Dietrich Bonhoeffer and the Cost of Living the Word
In 1933, as Adolf Hitler rose to power, most German churches chose silence. They listened to sermons about justice and love, nodded in agreement, and went home to do nothing. But a young Lutheran pastor named Dietrich Bonhoeffer refused to let the Word of God remain mere theory on his lips.
While other clergy signed loyalty oaths to the Nazi regime, Bonhoeffer helped found the Confessing Church, openly declaring that obedience to Christ demanded resistance to tyranny. He established an underground seminary at Finkenwalde, training pastors who would preach truth when truth was dangerous.
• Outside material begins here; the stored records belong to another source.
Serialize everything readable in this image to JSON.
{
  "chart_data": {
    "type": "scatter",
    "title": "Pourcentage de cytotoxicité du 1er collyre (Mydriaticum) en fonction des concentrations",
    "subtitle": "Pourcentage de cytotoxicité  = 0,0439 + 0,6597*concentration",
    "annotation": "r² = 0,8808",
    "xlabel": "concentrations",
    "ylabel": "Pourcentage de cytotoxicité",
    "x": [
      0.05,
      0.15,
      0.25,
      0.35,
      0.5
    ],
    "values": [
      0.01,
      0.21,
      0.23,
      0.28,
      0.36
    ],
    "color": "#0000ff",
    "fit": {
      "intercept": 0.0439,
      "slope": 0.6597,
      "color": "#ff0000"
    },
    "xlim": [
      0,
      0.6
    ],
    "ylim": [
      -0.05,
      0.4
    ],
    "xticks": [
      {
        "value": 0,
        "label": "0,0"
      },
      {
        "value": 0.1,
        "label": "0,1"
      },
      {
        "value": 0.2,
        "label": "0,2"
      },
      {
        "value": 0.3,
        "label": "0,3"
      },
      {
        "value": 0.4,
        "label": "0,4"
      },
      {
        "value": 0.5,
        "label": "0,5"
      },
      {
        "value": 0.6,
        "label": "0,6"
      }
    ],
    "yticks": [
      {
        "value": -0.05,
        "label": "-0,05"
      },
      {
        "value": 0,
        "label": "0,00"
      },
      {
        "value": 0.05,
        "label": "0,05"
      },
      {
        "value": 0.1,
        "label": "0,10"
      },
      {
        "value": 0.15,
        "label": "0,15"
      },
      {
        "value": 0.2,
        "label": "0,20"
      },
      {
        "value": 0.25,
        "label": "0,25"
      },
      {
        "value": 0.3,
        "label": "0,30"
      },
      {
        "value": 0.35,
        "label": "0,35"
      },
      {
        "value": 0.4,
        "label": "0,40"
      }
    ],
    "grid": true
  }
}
He smuggled Jews across the Swiss border. He joined a conspiracy to end Hitler's reign, knowing it could cost him everything.
It did. Bonhoeffer was arrested in April 1943 and hanged at Flossenburg concentration camp on April 9, 1945, just two weeks before Allied forces liberated the camp.
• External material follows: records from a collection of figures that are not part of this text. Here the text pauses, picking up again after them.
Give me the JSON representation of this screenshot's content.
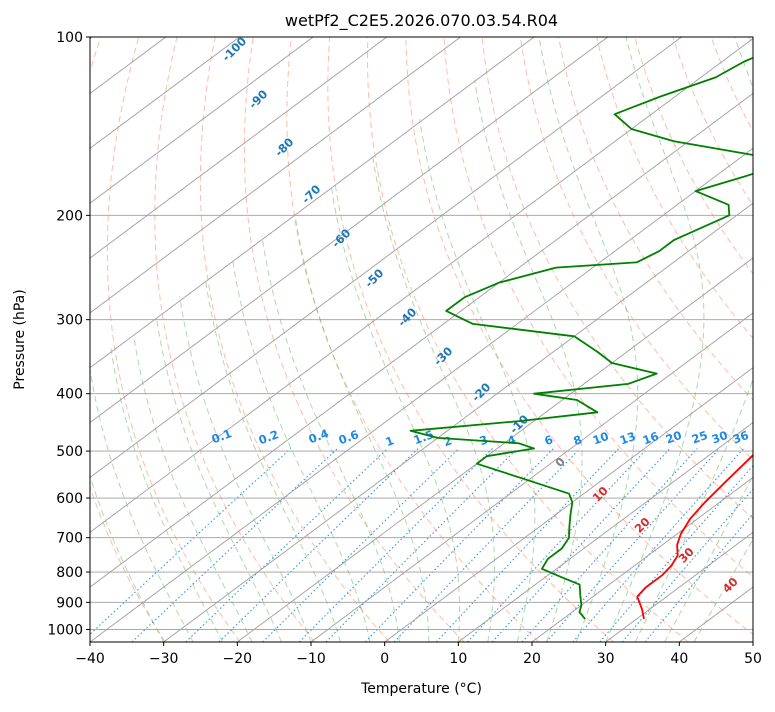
{
  "chart_data": {
    "type": "line",
    "title": "wetPf2_C2E5.2026.070.03.54.R04",
    "xlabel": "Temperature (°C)",
    "ylabel": "Pressure (hPa)",
    "xlim": [
      -40,
      50
    ],
    "ylim": [
      1050,
      100
    ],
    "x_ticks": [
      -40,
      -30,
      -20,
      -10,
      0,
      10,
      20,
      30,
      40,
      50
    ],
    "y_ticks": [
      100,
      200,
      300,
      400,
      500,
      600,
      700,
      800,
      900,
      1000
    ],
    "skew_degrees_per_log_decade": 108,
    "series": [
      {
        "name": "Temperature",
        "color": "#ff0000",
        "points": [
          [
            31,
            960
          ],
          [
            29,
            925
          ],
          [
            26,
            880
          ],
          [
            25.5,
            850
          ],
          [
            25.5,
            810
          ],
          [
            25,
            780
          ],
          [
            24,
            750
          ],
          [
            22,
            720
          ],
          [
            20.5,
            690
          ],
          [
            19,
            650
          ],
          [
            18,
            610
          ],
          [
            17,
            560
          ],
          [
            16,
            510
          ],
          [
            15,
            470
          ],
          [
            14,
            440
          ],
          [
            12,
            410
          ],
          [
            10,
            370
          ],
          [
            8,
            335
          ],
          [
            7,
            310
          ],
          [
            6,
            285
          ],
          [
            3,
            260
          ],
          [
            0,
            235
          ],
          [
            -1.5,
            213
          ],
          [
            -2,
            195
          ],
          [
            -1,
            180
          ],
          [
            -3,
            170
          ],
          [
            -8,
            158
          ],
          [
            -15,
            147
          ],
          [
            -25,
            135
          ],
          [
            -34,
            124
          ],
          [
            -43,
            115
          ],
          [
            -50,
            108
          ],
          [
            -55,
            102
          ]
        ]
      },
      {
        "name": "Dewpoint",
        "color": "#008000",
        "points": [
          [
            23,
            960
          ],
          [
            21,
            935
          ],
          [
            20,
            910
          ],
          [
            18,
            875
          ],
          [
            16,
            840
          ],
          [
            12,
            815
          ],
          [
            8,
            790
          ],
          [
            7,
            760
          ],
          [
            7,
            730
          ],
          [
            6,
            700
          ],
          [
            4,
            670
          ],
          [
            2,
            640
          ],
          [
            0,
            610
          ],
          [
            -2,
            590
          ],
          [
            -10,
            560
          ],
          [
            -20,
            525
          ],
          [
            -20,
            510
          ],
          [
            -15,
            495
          ],
          [
            -18,
            485
          ],
          [
            -30,
            475
          ],
          [
            -35,
            462
          ],
          [
            -22,
            445
          ],
          [
            -13,
            430
          ],
          [
            -18,
            410
          ],
          [
            -25,
            400
          ],
          [
            -14,
            385
          ],
          [
            -12,
            370
          ],
          [
            -20,
            355
          ],
          [
            -24,
            340
          ],
          [
            -30,
            320
          ],
          [
            -46,
            305
          ],
          [
            -52,
            290
          ],
          [
            -52,
            275
          ],
          [
            -50,
            260
          ],
          [
            -45,
            245
          ],
          [
            -35,
            240
          ],
          [
            -34,
            230
          ],
          [
            -34,
            220
          ],
          [
            -31,
            200
          ],
          [
            -33,
            192
          ],
          [
            -40,
            182
          ],
          [
            -36,
            172
          ],
          [
            -33,
            164
          ],
          [
            -39,
            158
          ],
          [
            -52,
            150
          ],
          [
            -60,
            143
          ],
          [
            -65,
            135
          ],
          [
            -62,
            126
          ],
          [
            -58,
            117
          ],
          [
            -57,
            110
          ],
          [
            -55,
            104
          ],
          [
            -54,
            100
          ]
        ]
      }
    ],
    "background_lines": {
      "dry_adiabat_labels": [
        "-100",
        "-90",
        "-80",
        "-70",
        "-60",
        "-50",
        "-40",
        "-30",
        "-20",
        "-10"
      ],
      "mixing_ratio_labels": [
        "0.1",
        "0.2",
        "0.4",
        "0.6",
        "1",
        "1.5",
        "2",
        "3",
        "4",
        "6",
        "8",
        "10",
        "13",
        "16",
        "20",
        "25",
        "30",
        "36"
      ],
      "moist_adiabat_labels": [
        "0",
        "10",
        "20",
        "30",
        "40"
      ]
    }
  }
}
In his book The Cost of Discipleship, Bonhoeffer wrote words that still sting: "Only he who believes is obedient, and only he who is obedient believes." He understood what James knew centuries earlier — that hearing the Word without acting on it is the most dangerous form of self-deception.
James 1:22 does not ask us to admire Scripture. It asks us to live it. Bonhoeffer showed the world what that looks like — even when living the Word means laying down your life.